= Amy Woods Brinkley =

American banker

Amy Woods Brinkley is an American business executive who was the Global Risk Executive of Bank of America from 2001 to 2009. At the age of 53 in June 2009, she and CEO Ken Lewis "agreed she would retire," according to a New York Times report, after a surge in credit losses led to a government bailout and orders by regulators to raise $33.9 billion of capital (Reuters). She was elected to the board of directors of Roper Technologies in 2015.

Brinkley was awarded the top position on US Banker magazine's 2005 list of "Most Powerful Women in Banking," and was number 23 on Fortune's "50 Most Powerful Women in Business" in 2006 and 2007 and 22nd in 2008, when she was reported to be "a possible candidate to succeed ... Ken Lewis." Brinkley was named to the Fortune 500 list nine consecutive years. Additionally, The Wall Street Journal and Forbes cited her as one of the leading women in business.
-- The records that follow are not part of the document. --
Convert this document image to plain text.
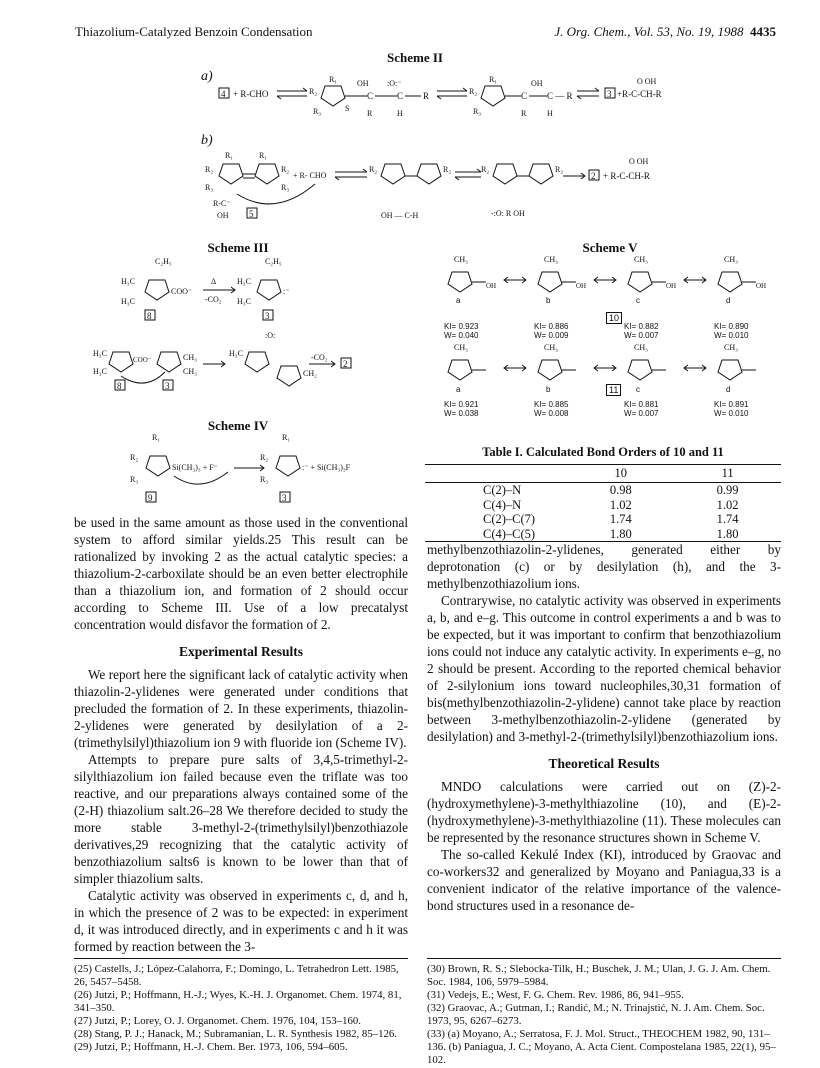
Thiazolium-Catalyzed Benzoin Condensation	J. Org. Chem., Vol. 53, No. 19, 1988 4435
Scheme II
a)
4 + R-CHO
R₁
R₂
R₃	S
OH :O:⁻
C	C R
R	H
R₁
R₂
R₃
C C — R
OH
R	H
3 +R-C-CH-R
O OH
b)
R₁	R₁
R₂	R₂
R₃	R₃
+ R- CHO
R-C⁻
OH 5
R₂	R₂
OH — C-H
R₂	R₂
-:O: R OH
2 + R-C-CH-R
O OH
Scheme III
C₂H₅
H₃C
H₃C
COO⁻
Δ
-CO₂
C₂H₅
H₃C
H₃C
:⁻
8	3
H₃C
H₃C
COO⁻	CH₃
CH₃
8	3
H₃C
:O:
CH₂
-CO₂
2
Scheme IV
R₁
R₂
R₃
Si(CH₃)₃ + F⁻
R₁
R₂
R₃
:⁻ + Si(CH₃)₃F
9	3
Scheme V
CH₃
OH
CH₃
OH
CH₃
OH
CH₃
OH
CH₃	CH₃	CH₃	CH₃
a	b	c	d
10
KI= 0.923
W= 0.040
KI= 0.886
W= 0.009
KI= 0.882
W= 0.007
KI= 0.890
W= 0.010
a	b	c	d
11
KI= 0.921
W= 0.038
KI= 0.885
W= 0.008
KI= 0.881
W= 0.007
KI= 0.891
W= 0.010
Table I. Calculated Bond Orders of 10 and 11
	10	11
C(2)–N	0.98	0.99
C(4)–N	1.02	1.02
C(2)–C(7)	1.74	1.74
C(4)–C(5)	1.80	1.80

be used in the same amount as those used in the conventional system to afford similar yields.25 This result can be rationalized by invoking 2 as the actual catalytic species: a thiazolium-2-carboxilate should be an even better electrophile than a thiazolium ion, and formation of 2 should occur according to Scheme III. Use of a low precatalyst concentration would disfavor the formation of 2.

Experimental Results

We report here the significant lack of catalytic activity when thiazolin-2-ylidenes were generated under conditions that precluded the formation of 2. In these experiments, thiazolin-2-ylidenes were generated by desilylation of a 2-(trimethylsilyl)thiazolium ion 9 with fluoride ion (Scheme IV).

Attempts to prepare pure salts of 3,4,5-trimethyl-2-silylthiazolium ion failed because even the triflate was too reactive, and our preparations always contained some of the (2-H) thiazolium salt.26–28 We therefore decided to study the more stable 3-methyl-2-(trimethylsilyl)benzothiazole derivatives,29 recognizing that the catalytic activity of benzothiazolium salts6 is known to be lower than that of simpler thiazolium salts.

Catalytic activity was observed in experiments c, d, and h, in which the presence of 2 was to be expected: in experiment d, it was introduced directly, and in experiments c and h it was formed by reaction between the 3-

methylbenzothiazolin-2-ylidenes, generated either by deprotonation (c) or by desilylation (h), and the 3-methylbenzothiazolium ions.

Contrarywise, no catalytic activity was observed in experiments a, b, and e–g. This outcome in control experiments a and b was to be expected, but it was important to confirm that benzothiazolium ions could not induce any catalytic activity. In experiments e–g, no 2 should be present. According to the reported chemical behavior of 2-silylonium ions toward nucleophiles,30,31 formation of bis(methylbenzothiazolin-2-ylidene) cannot take place by reaction between 3-methylbenzothiazolin-2-ylidene (generated by desilylation) and 3-methyl-2-(trimethylsilyl)benzothiazolium ions.

Theoretical Results

MNDO calculations were carried out on (Z)-2-(hydroxymethylene)-3-methylthiazoline (10), and (E)-2-(hydroxymethylene)-3-methylthiazoline (11). These molecules can be represented by the resonance structures shown in Scheme V.

The so-called Kekulé Index (KI), introduced by Graovac and co-workers32 and generalized by Moyano and Paniagua,33 is a convenient indicator of the relative importance of the valence-bond structures used in a resonance de-

(25) Castells, J.; López-Calahorra, F.; Domingo, L. Tetrahedron Lett. 1985, 26, 5457–5458.

(26) Jutzi, P.; Hoffmann, H.-J.; Wyes, K.-H. J. Organomet. Chem. 1974, 81, 341–350.

(27) Jutzi, P.; Lorey, O. J. Organomet. Chem. 1976, 104, 153–160.

(28) Stang, P. J.; Hanack, M.; Subramanian, L. R. Synthesis 1982, 85–126.

(29) Jutzi, P.; Hoffmann, H.-J. Chem. Ber. 1973, 106, 594–605.

(30) Brown, R. S.; Slebocka-Tilk, H.; Buschek, J. M.; Ulan, J. G. J. Am. Chem. Soc. 1984, 106, 5979–5984.

(31) Vedejs, E.; West, F. G. Chem. Rev. 1986, 86, 941–955.

(32) Graovac, A.; Gutman, I.; Randić, M.; N. Trinajstić, N. J. Am. Chem. Soc. 1973, 95, 6267–6273.

(33) (a) Moyano, A.; Serratosa, F. J. Mol. Struct., THEOCHEM 1982, 90, 131–136. (b) Paniagua, J. C.; Moyano, A. Acta Cient. Compostelana 1985, 22(1), 95–102.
Brinkley graduated Phi Beta Kappa from the University of North Carolina at Chapel Hill. She serves on the Bank of America Charitable Foundation Board of Directors. She also serves as a trustee for both the Princeton Theological Seminary and the Carolinas HealthCare System. She is a member of the governing board of the Carolina Thread Trail. Previously, she served on the Institute of International Finance Board of Directors and the President's Commission on White House Fellowships and participated in the annual World Economic Forum in Davos, Switzerland.

== Bank of America ==

As head of the Bank's risk department, Brinkley was tasked with protecting the Bank from all kinds of risk, ranging from human resources-related factors to interest rate fluctuations and credit risk.

According to the New York Times, "she was at Mr. Lewis’s side as the bank rapidly expanded its credit card and home equity lending, businesses that are causing charge-offs for the bank." Her most recent assignment was as "the point person between the bank and the regulators during the stress tests." As to compensation, "Ms. Brinkley received no bonus last year. But she took home at least $37.2 million during her tenure as Bank of America’s risk chief from 2001 to 2007, according to an analysis by Equilar, a compensation research firm. She is also entitled to pension benefits worth more than $12 million and potentially millions more in deferred pay and accumulated stock. The figures are based on the 2008 proxy statement, the last time data was publicly available."

Brinkley joined the Bank of America organization in 1978 as a Commercial Credit Department management trainee for NCNB. From 1993 to 2001, she served first as the company's Marketing executive and then as president of its Consumer Products division.

== Personal life ==
Brinkley lives in Charlotte, North Carolina, where she is an active voice for the community's health and human services needs, in particular those of families and children. She has worked with the Critical Needs Task Force, the Crossroads Charlotte Initiative, and the Council for Children's Rights.

Brinkley is married with children, and in recent years her husband, a lawyer, has stayed at home with the children.